If individuality is a lie, or at least phantasmagoric, than solo backpacking must be suicidal. Right? In spite of, and because of this, I enjoy it immensely. Especially in our current snow drought, when I was able to do a substantive, 40+ mile loop over two days without needing skis or snowshoes. In January. Remarkable.
M had to get to work early, so I got left in Apgar to sort out a permit. In the warm season Apgar is the epicenter of civilization. Right now it’s the end of the road, and within a mile of heading out I was on unplowed road and effectively in the backcountry. Beyond Rocky Point the deadfall on the trail got thick, and the beach, broad now at low water, beckoned. I hiked the shore of Lake McDonald all the way north past the backcountry campsite, easily able to pretend there was no road along the opposite shore.
For most of that distance, small cobbles or chunky gravel made for good walking.
A few, predominantly east facing bays brought some serious pick-up-sticks action to bear. The boots I’m testing for BPL have good traction in mud and snow, but terrible grip on wet rock and moist logs. That fact did not help speed progress through the above.

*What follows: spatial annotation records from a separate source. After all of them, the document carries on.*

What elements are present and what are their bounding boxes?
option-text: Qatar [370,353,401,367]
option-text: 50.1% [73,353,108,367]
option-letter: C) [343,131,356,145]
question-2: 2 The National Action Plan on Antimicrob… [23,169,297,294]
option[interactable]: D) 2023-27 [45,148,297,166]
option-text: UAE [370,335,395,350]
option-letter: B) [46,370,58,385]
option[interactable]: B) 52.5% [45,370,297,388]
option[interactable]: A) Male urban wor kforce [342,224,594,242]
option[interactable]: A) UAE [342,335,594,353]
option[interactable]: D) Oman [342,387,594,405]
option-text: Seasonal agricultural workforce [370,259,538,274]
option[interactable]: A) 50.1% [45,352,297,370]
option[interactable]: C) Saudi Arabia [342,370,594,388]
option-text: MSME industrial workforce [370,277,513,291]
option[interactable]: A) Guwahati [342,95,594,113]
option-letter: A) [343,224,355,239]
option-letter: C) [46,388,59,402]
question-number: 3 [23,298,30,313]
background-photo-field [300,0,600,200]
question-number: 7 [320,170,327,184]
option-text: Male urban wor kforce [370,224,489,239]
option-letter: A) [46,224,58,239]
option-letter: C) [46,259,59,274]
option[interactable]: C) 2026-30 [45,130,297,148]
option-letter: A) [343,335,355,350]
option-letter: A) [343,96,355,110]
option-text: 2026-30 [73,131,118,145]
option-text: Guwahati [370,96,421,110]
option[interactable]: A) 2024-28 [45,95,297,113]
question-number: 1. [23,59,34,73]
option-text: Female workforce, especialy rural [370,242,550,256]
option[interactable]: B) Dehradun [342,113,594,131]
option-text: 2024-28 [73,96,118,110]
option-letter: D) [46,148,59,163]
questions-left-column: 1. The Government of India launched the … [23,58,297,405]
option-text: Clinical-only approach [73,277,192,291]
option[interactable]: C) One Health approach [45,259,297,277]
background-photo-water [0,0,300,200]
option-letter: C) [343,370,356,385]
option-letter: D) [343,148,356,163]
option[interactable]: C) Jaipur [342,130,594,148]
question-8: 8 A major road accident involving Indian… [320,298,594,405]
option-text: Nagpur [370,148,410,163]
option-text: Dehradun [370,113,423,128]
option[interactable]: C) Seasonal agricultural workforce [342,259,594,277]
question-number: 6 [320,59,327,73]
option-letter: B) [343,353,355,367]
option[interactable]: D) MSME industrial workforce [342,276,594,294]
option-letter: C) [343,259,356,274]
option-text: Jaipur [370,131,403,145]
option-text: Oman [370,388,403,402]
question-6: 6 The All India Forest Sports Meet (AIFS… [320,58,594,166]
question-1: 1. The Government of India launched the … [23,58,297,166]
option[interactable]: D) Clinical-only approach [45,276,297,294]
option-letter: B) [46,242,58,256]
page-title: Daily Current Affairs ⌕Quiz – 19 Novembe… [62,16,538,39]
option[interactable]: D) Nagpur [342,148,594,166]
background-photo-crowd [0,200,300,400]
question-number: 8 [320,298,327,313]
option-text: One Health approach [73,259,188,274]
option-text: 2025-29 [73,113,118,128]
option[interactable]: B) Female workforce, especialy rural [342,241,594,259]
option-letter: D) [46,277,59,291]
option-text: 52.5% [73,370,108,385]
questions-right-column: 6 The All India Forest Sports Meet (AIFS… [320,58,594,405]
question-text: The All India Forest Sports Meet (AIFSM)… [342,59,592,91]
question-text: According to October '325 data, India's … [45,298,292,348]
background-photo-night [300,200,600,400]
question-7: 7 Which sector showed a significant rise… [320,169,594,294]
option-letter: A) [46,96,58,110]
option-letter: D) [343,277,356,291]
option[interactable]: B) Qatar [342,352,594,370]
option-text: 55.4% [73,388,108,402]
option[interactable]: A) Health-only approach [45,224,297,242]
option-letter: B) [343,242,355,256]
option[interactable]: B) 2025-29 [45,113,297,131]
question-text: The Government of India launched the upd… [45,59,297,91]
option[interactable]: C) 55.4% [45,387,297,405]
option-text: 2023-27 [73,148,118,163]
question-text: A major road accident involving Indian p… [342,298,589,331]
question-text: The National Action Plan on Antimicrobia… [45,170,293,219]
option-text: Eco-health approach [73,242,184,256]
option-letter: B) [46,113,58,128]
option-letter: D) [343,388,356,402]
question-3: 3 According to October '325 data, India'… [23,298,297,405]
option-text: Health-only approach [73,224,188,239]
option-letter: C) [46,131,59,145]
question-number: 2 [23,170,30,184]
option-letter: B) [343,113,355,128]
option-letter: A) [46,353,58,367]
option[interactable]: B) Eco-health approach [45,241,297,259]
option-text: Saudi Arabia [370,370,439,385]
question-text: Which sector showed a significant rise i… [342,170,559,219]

NE of the backcountry site the burn ends and the damp micro-climate of McDonald Creek makes itself known, with thick moss and cedars.

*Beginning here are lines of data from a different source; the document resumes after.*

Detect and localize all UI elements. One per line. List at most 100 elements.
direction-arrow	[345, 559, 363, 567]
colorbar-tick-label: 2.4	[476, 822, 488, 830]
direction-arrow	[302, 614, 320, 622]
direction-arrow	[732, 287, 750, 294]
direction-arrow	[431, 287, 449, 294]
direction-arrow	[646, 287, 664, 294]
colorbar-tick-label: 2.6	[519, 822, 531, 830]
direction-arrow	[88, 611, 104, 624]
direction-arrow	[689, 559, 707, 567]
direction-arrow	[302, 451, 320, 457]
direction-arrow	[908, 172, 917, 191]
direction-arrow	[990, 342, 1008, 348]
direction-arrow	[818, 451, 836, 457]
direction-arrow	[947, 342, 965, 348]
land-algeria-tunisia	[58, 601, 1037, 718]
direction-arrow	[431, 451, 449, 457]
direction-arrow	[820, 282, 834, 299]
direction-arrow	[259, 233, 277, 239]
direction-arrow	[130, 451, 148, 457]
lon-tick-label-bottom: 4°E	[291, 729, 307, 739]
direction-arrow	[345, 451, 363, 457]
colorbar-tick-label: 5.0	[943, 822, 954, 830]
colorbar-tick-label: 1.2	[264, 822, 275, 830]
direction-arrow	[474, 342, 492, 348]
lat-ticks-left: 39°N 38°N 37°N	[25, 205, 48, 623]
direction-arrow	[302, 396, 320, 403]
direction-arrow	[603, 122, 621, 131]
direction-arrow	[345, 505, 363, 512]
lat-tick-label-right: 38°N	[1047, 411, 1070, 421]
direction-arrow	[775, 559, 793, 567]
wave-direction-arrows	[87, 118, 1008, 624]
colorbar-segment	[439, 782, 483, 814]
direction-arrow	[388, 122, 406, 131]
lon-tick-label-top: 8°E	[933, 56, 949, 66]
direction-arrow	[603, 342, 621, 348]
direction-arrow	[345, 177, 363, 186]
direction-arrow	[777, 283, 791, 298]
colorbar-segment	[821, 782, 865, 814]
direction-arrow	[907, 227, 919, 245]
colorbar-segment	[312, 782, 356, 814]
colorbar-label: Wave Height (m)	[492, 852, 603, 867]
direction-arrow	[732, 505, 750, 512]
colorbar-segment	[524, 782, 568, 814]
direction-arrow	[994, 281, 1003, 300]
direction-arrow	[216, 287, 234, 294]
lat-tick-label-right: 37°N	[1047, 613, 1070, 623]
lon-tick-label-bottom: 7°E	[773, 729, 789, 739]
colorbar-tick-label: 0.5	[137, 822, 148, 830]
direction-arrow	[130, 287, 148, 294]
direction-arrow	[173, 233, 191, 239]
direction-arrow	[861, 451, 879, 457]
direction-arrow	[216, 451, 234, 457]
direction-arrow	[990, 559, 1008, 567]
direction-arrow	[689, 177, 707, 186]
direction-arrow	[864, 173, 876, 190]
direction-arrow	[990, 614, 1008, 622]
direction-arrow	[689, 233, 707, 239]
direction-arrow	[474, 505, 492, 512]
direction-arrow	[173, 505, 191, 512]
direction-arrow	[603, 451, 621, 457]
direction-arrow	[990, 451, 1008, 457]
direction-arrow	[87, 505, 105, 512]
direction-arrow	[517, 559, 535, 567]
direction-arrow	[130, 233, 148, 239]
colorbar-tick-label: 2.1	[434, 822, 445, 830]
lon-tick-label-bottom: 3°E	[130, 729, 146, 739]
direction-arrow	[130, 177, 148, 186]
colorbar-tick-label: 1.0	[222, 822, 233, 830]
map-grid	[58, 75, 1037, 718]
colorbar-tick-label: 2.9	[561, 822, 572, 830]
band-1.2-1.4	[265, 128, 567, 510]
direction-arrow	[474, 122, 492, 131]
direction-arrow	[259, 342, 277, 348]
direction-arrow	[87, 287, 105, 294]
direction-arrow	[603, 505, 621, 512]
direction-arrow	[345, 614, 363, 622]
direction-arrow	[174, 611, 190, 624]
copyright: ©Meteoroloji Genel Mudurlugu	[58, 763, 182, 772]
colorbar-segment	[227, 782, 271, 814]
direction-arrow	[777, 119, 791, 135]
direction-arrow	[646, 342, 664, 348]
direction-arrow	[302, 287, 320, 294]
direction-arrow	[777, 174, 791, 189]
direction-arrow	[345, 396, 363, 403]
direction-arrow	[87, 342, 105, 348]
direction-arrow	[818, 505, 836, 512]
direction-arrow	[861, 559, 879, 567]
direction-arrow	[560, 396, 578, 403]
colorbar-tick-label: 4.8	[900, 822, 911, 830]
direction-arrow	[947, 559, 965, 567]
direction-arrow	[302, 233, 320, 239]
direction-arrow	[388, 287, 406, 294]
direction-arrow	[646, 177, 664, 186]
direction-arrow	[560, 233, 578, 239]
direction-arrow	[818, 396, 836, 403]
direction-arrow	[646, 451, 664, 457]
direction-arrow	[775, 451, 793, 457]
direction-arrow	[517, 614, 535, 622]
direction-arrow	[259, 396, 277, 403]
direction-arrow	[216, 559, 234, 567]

I hit the end of the trail and was back out on a road, though this time it was dirt, narrow, and snow-free. The paved access of this dead-end spur is a few miles beyond the closure, so I had things to myself. It’s the unique, to-be-treasured experience of winter, having an isolated experience in what is seasonally front-country terrain. Soon I was back on-trail, afternoon already wearing perilously on, headed over the ridge into a never-roaded valley, home to one of the densest Grizzly populations in Glacier. They should be asleep, but the modest temperatures and meager snow gave compelling reason to expect otherwise. And when I was hurriedly packing the night before I just could not find the bear spray.
Trout Lake was impassively frozen solid, and I made focused speed along the lakeside trail. Several gullies, running up to the high slopes along Stanton, had slid far in the last few weeks.
The first of only two occasions in which I wanted snowshoes was the stretch from Trout up to Arrow. In the dark, alone, postholing knee deep in 160 pound crust (my pack and I were in the 180-90 pound range), the trip had finally begun. Solo backpacking doesn’t until you reach the point where perhaps this no longer seems like such a romantic ideal. You realize how easy death would be. Being attacked by a bear, breaking an ankle, breaking through the ice on the lake while collecting water, having the shelter ripped away by winter winds, all of these are both easily avoidable and none of them would cause death. Or at least not the death I’m thinking about. Death here in the woods is being forgotten, by all the people who define and redefine your life, your existence, daily, and to whom you know alone cling by the fickle threads of memory. The world reminds anyone daily of how tenuous existence is, enslaved as it is to the whims and unreliability of others. There are two settings where I’ve reliably, more than any others, been reminded of this: in a dense room of strangers lacking in coherent common purpose (parties rich in quiet desperation), and alone in wilderness full of winter.
As Abbey wrote in the “Down the River” chapter of Solitaire (last July chapter); “Men come and go, cities rise and fall, whole civilizations appear and disappear–the earth remains, slightly modified. The earth remains, and the heartbreaking beauty where there are no hearts to break. Turning Plato and Hegel on their heads I sometimes choose to think, no doubt perversely, that man is a dream, thought an illusion, and only rock is real. Rock and sun.”
Perverse because earth only exists as a word and a thought because you are around to have organization as a co-requisite of apprehension. Paradoxical because the bedrock certainty of a world beyond human relations and sharing is as impossible as it is essential. Though this weekend I’ll take water, mostly frozen, over the sun.
Biscotti and turkish coffee for breakfast.
I did not, contrary to rational expectation, die in the night. I even slept well for 11 hours, waking once to adjust layers. I was done, I had passed the test again, and however long the days walk would be back amongst fellows before bedtime.
The posthole was short in the morning light, and I did what I should have been confident in my presence enough to do the day before: put on my crampons and walked down the length of Trout Lake.
The rest of the miles, uneven snow, coffee break on the ice of Camas Creek, postholing the Inside North Fork road, and the worst 800 meters of the trip (right before reaching pavement again, of course) were all an effective denouement. For a trip which had, in essence, lasted 8 hours, with 14 hour warmups and cool downs on either side. Enlightenment, or just equilibrium does not come cheap, and I was even willing to pay the price of having a beer, watching the faux-cowboy bluegrass band in the Belton, and being hit on by a cougar from Bigfork while I waited for M to come get me.
Things are coming together. For the moment.